“Dame hijo mío tu corazón, y miren tus ojos por mis caminos” (Proverbios 23:26)
Las relaciones se miden por la entrega o compromiso que se tenga. La mayoría de la gente hoy día, huye de compromisos que demanden demasiado, es decir que conlleven una entrega, porque la entrega demanda fidelidad y eso es algo que el mundo ya olvido, su significado y valor. Lo triste de esto es que la misma falta de compromiso o entrega está operando en el pueblo de YHVH. Es decir seguir a YHVH a mi manera, no tener que renunciar a nada o casi nada, está bien asistir a las actividades de la iglesia, pero mi vida no puede acabarse, tiene que seguir. Y ¿cuál es esa vida? Nuestra vida está llena de hábitos, actitudes, relaciones que necesitan ser evaluadas, sopesadas bajo la lupa de La Tora y tomar decisiones al respecto. Libertad no es lo mismo que autonomía, y solo hay una verdadera libertad y es “caminar en obediencia a YHVH”. Entrega no es rendición. Cuando entregas tu vida a YHVH no estás diciendo que eres un inepto, sino que admites que tus valores deben ser ordenados para poder vivir rectamente y por consiguiente, aceptas ser guiado por YHVH y vivir bajo Sus parámetros
“Así que somos embajadores en nombre del Mesías” (2Corintios 5:20)

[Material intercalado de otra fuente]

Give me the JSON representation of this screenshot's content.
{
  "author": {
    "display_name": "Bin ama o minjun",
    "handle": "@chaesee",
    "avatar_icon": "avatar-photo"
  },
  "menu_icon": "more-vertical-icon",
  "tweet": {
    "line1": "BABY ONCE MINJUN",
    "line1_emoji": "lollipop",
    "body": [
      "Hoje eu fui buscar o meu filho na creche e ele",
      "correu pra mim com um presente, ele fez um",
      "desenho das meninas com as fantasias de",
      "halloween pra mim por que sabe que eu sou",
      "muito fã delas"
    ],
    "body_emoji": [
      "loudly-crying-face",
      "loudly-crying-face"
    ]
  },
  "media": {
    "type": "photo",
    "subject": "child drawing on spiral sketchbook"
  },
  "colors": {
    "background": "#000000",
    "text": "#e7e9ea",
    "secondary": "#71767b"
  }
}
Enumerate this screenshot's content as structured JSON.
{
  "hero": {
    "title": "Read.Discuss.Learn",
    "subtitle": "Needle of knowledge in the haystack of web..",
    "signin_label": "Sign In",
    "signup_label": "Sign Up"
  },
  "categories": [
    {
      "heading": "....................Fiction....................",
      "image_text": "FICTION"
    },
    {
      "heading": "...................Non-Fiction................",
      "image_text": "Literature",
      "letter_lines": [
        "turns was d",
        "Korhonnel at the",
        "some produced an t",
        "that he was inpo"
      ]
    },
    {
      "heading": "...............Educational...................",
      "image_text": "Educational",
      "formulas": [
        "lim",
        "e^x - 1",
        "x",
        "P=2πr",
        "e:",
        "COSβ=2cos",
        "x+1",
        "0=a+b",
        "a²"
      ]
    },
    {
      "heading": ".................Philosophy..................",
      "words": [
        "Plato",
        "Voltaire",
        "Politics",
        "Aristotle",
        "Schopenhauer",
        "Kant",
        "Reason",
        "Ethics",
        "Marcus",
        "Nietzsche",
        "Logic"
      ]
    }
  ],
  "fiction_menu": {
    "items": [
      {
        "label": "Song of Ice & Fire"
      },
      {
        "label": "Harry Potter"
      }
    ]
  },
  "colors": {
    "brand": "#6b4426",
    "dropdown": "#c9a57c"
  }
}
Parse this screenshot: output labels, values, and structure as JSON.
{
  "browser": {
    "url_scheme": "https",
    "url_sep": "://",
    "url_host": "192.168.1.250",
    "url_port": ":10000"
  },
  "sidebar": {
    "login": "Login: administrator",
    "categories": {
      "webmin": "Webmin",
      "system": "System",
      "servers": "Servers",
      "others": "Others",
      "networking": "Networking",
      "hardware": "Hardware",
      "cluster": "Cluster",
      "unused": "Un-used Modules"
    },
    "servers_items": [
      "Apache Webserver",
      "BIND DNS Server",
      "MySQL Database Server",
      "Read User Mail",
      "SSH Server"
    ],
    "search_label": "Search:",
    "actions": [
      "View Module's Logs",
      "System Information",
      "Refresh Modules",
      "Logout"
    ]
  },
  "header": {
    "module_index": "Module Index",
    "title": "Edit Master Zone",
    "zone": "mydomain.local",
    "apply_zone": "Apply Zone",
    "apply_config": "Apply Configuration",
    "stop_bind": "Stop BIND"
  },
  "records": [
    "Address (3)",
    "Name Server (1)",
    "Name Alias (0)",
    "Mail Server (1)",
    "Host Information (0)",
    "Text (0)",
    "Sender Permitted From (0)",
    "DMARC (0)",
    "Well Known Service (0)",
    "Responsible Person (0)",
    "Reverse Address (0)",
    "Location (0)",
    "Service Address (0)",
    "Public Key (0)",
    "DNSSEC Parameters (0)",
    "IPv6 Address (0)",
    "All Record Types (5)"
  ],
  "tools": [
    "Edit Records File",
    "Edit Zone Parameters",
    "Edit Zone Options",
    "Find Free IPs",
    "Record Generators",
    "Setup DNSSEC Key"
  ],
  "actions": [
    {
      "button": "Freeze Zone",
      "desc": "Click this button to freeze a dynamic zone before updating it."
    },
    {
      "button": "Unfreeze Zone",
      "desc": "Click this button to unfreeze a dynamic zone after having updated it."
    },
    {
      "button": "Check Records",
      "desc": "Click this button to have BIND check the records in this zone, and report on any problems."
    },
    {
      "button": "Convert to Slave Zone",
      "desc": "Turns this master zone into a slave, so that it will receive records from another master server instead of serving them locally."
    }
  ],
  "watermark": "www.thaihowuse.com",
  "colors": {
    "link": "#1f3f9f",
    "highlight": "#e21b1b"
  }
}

Yeshua nos ha enviado como sus embajadores al mundo. Y como tales debemos honrarlo y representarlo con nuestro carácter, conducta, conversación cuando interactuamos con la familia, amigos, vecinos, compañeros de trabajo o de estudio, etc... Elohim espera que seamos diligentes y fieles en nuestra misión. Sin embargo a veces nos volvemos auto indulgentes, perezosos, nos comprometemos con el sistema en todas sus formas por complacer a otros o a nosotros mismos y como resultado en vez de cumplir nuestra misión terminamos dañando a otros con un mal testimonio y desperdiciando el tiempo y los dones que nos ha dado YHVH. Cuando alguien es enviado como embajador de su país a otro país, este debe representar a su gobierno en todos los aspectos, debe honrar su constitución y debe ser fiel. Nosotros como embajadores de Elohim debemos tener una vida que sea coherente con lo que profesamos o confesamos. Debemos honrar Su palabra (Constitución) obedeciéndola ya que es la guía para nuestra vida, debemos ser fieles a nuestro llamado. Seguir el camino de YHVH no es una religión, es un estilo de vida.
“He aquí, aunque El me matare, en El esperare” (Job 13:15)
¿Alguna vez te has sentido contra la pared como si todo estuviera en contra tuyo, cuando nada sale bien? ¿Has pensado que puede ser YHVH quien esté orquestando todas las circunstancias? Nooo, imposible, dirás: YHVH me protegería de todo esto. Pero las Escrituras están llenas de ejemplos donde YHVH usa las dificultades para edificar o fortalecer nuestra fe. Abraham, José, Moisés, Job, Daniel… la lista es interminable. Todos ellos pasaron por tribulaciones que tal vez ni tu ni yo seriamos capaces de soportar hoy en día, y las Escrituras nos relatan como contra todo pronóstico, ellos permanecieron creyendo, sostenidos como viendo al Invisible (Hebreos 11:27). Es fácil confiar en YHVH cuando todo sale bien, pero YHVH algunas veces sacude nuestra vida y la comodidad y las falsas seguridades son removidas para mostrarnos que El es nuestra única fuente de fortaleza. Cuando todo parece estar en contra, no pienses que YHVH te ha abandonado. Tu dinero, éxito, amigos, familia, pueden desaparecer, de todas maneras ellos no pelearían la batalla por ti, solo mantén tus ojos fijos en YHVH, cuando todo haya fallado, te sorprenderás de lo que tu Padre Celestial hará por ti.